Unfortunately for hardwoods you may want up to twenty-four hours for absorption before rain precipitates as hardwoods may appear to have fully absorbed and applied stain when in fact the process is still not complete.
Generally speaking, hardwoods only need a single sparingly thin application of stain because of their dense cell structure limits their ability to absorb stain.
AVOID SPONTANEOUS COMBUSTION! Place all rags, sponges, steel wool, and other waste in a water filled metal container after use to prevent spontaneous combustion. Partially fill an empty stain can with water if you do not have a container. Let the rags and other waste sit for at least one week and dispose of according to local regulations. Saturate any large textiles like drop cloths or paper products (used for drop sheets or spray guards) with water. Wash clothes with stain on them - do not leave them lying around. Clean tools with mineral spirits or paint thinner.

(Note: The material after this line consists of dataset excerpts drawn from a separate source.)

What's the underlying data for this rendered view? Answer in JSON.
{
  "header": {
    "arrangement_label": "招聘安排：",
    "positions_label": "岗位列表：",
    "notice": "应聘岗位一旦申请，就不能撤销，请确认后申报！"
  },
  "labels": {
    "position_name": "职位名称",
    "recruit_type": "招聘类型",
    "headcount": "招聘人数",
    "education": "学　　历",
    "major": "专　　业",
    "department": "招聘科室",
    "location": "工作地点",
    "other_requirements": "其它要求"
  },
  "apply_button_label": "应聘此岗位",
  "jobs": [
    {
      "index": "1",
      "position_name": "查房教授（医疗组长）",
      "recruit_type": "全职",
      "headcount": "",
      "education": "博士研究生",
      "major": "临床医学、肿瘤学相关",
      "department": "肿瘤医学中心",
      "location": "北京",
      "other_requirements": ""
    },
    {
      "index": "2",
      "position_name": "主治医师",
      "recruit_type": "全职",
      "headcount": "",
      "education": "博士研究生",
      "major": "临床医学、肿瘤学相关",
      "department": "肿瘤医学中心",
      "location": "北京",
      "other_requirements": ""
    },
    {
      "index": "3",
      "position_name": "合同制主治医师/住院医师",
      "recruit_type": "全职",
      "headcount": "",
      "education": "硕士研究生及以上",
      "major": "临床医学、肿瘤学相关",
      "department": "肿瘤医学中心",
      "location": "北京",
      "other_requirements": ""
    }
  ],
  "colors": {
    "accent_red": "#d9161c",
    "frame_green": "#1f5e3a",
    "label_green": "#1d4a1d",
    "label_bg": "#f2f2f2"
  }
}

An alternative to painter thinner or mineral spirits is using the Dissolve Brush Cleaner & Conditioner. This is non-toxic reusable cleaner. To learn more you can visit dizzolvebruschcleaner.com
Your local paint store or dump can tell you how to dispose of any paint product. Every local has different regulations. There are 10 states, plus Washington D.C., as of 2022 that participate in the Paint Care Program. This is an incredible program for the disposal of paint and stain products paid for via a fee at the time of purchase of any paint or stain product. You can reach their website at https://www.paintcare.org/
Over application simply means that more stain has been applied than wood can absorb.
Test for over application (for horizontal surfaces)
Pour a glass of water into a several random puddles on the surface. Step back and look at the surface of the puddles. You may need to squat up and down and work to get a good angle with the sun to see the surface of the puddle. If the stain is over applied you will see oil floating on the surface of the water (or a rainbow).
What to do if a major cleaning is needed
A cleaning solution can be made with a squirt of hand soap (not dish soap) per one gallon of water. Hand soap is recommended for a cleaning instead of dish soap because dish soap is designed to breakdown oil. DO NOT use bleach. Bleach can remove soft coat stains. DO NOT scrub hard. Use a soft bristle brush or broom and gently sweep the surface of the wood. Use a hose (no nozzle) to rinse the wood. Power washing is not recommended as excessive pressure can remove the stain. NOTE – any scrubbing, no matter how light, can remove some of the stain from the surface of the wood.